Do you really like garlic? Do you like garlic so much than you spend your nights dreaming of it, hoping and wishing that one day you might be able to live in a house carved entirely of garlic, with a voluptuous garlic wife and adoring miniature garlic children?
Do you find, when visiting bars, that there simply isn’t enough garlic in any of the drinks to satisfy your needs?
Then this, sir, is for you. Garlic & Shots. A whole bar dedicated to one foul-smelling herb and its many pungent uses. And also shots, lots of shots.
“No dishes are served without garlic. You can always order extra garlic, but never less. As you leave the restaurant you should feel like you’ve been garlic marinated. This is our mission from God,” – say the Olsson Bros, who fucking love garlic.
So, What’s It Like?
Entering the restaurant is a bit like being hit by a train.

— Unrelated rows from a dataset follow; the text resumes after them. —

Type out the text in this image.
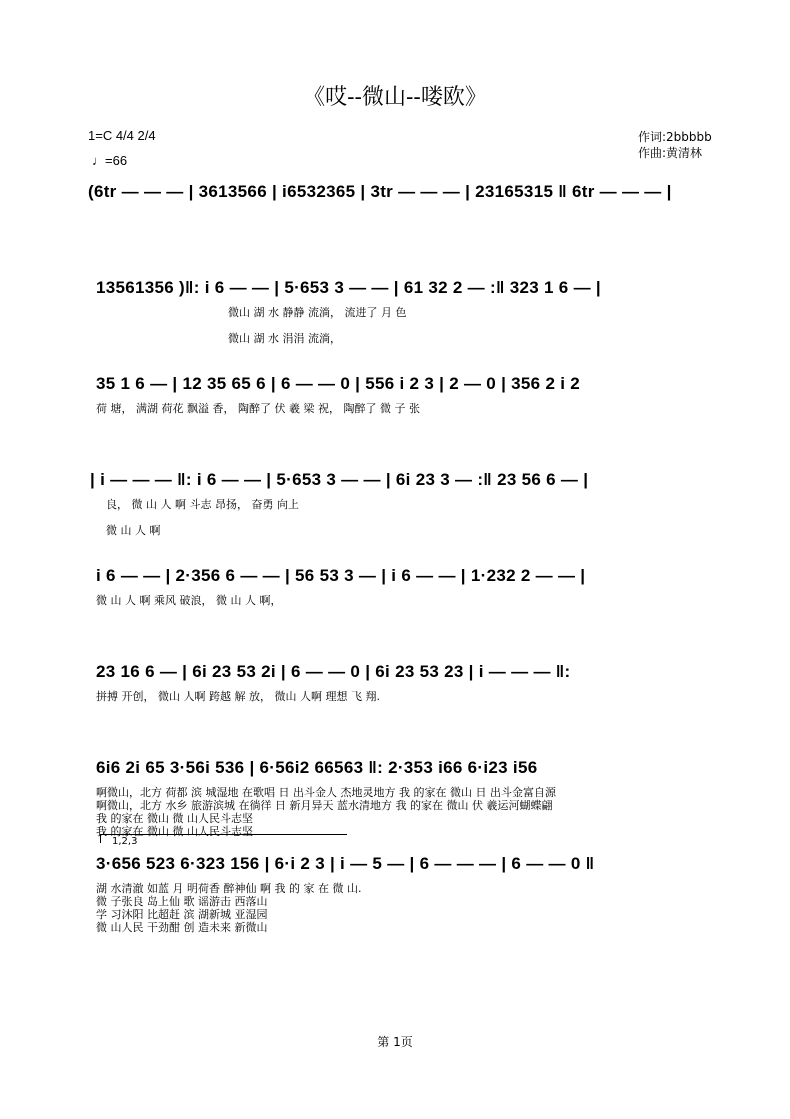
《哎--微山--喽欧》
1=C 4/4 2/4
♩=66
作词:2bbbbb
作曲:黄清林
(6tr — — — | 3613566 | i6532365 | 3tr — — — | 23165315 ‖ 6tr — — — |
13561356 )‖: i 6 — — | 5·653 3 — — | 61 32 2 — :‖ 323 1 6 — |
微山 湖 水 静静 流淌， 流进了 月 色
微山 湖 水 涓涓 流淌，
35 1 6 — | 12 35 65 6 | 6 — — 0 | 556 i 2 3 | 2 — 0 | 356 2 i 2
荷 塘， 满湖 荷花 飘溢 香， 陶醉了 伏 羲 梁 祝， 陶醉了 微 子 张
| i — — — ‖: i 6 — — | 5·653 3 — — | 6i 23 3 — :‖ 23 56 6 — |
良， 微 山 人 啊 斗志 昂扬， 奋勇 向上
微 山 人 啊
i 6 — — | 2·356 6 — — | 56 53 3 — | i 6 — — | 1·232 2 — — |
微 山 人 啊 乘风 破浪， 微 山 人 啊，
23 16 6 — | 6i 23 53 2i | 6 — — 0 | 6i 23 53 23 | i — — — ‖:
拼搏 开创， 微山 人啊 跨越 解 放， 微山 人啊 理想 飞 翔.
6i6 2i 65 3·56i 536 | 6·56i2 66563 ‖: 2·353 i66 6·i23 i56
啊微山，北方 荷都 滨 城湿地 在歌唱 日 出斗金人 杰地灵地方 我 的家在 微山 日 出斗金富自源
啊微山，北方 水乡 旅游滨城 在徜徉 日 新月异天 蓝水清地方 我 的家在 微山 伏 羲运河蝴蝶翩
我 的家在 微山 微 山人民斗志坚
我 的家在 微山 微 山人民斗志坚
1,2,3
3·656 523 6·323 156 | 6·i 2 3 | i — 5 — | 6 — — — | 6 — — 0 ‖
湖 水清澈 如蓝 月 明荷香 醉神仙 啊 我 的 家 在 微 山.
微 子张良 岛上仙 歌 谣游击 西落山
学 习沐阳 比超赶 滨 湖新城 亚湿园
微 山人民 干劲酣 创 造未来 新微山
第 1页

A train carved entirely from fresh garlic, powered solely by garlic, and driven by the garlic-conductor who struggles to maintain control because his arms are made of garlic baguettes and he can’t see properly through his GARLIC EYES.
If you do reach the subterranean bar without succumbing to the fumes, though, you’ll find out what would happen if an American dive bar fell into a sewer, along with 18 million bulbs of garlic, and the staff just carried on serving as if nothing had happened.
Look closely and you’ll see rats cockily scampering about in distressed leather jackets, downing shots and lathering themselves in garlic butter.
There are also weird things about the place, like this guy…
And they hate hipsters…
The shots come in ALL flavours. Seriously. All of them. Especially garlic. You can get garlic vodka, garlic rum and garlic brandy.
Imagine how fresh you’re going to smell after one of those. Pretty fresh indeed.
Will I Find Love?
HELL NO. Ain’t NO WAY you’re getting lucky after one of these monsters.
Should I Go?
Er… only if you like garlic. And I mean really like garlic.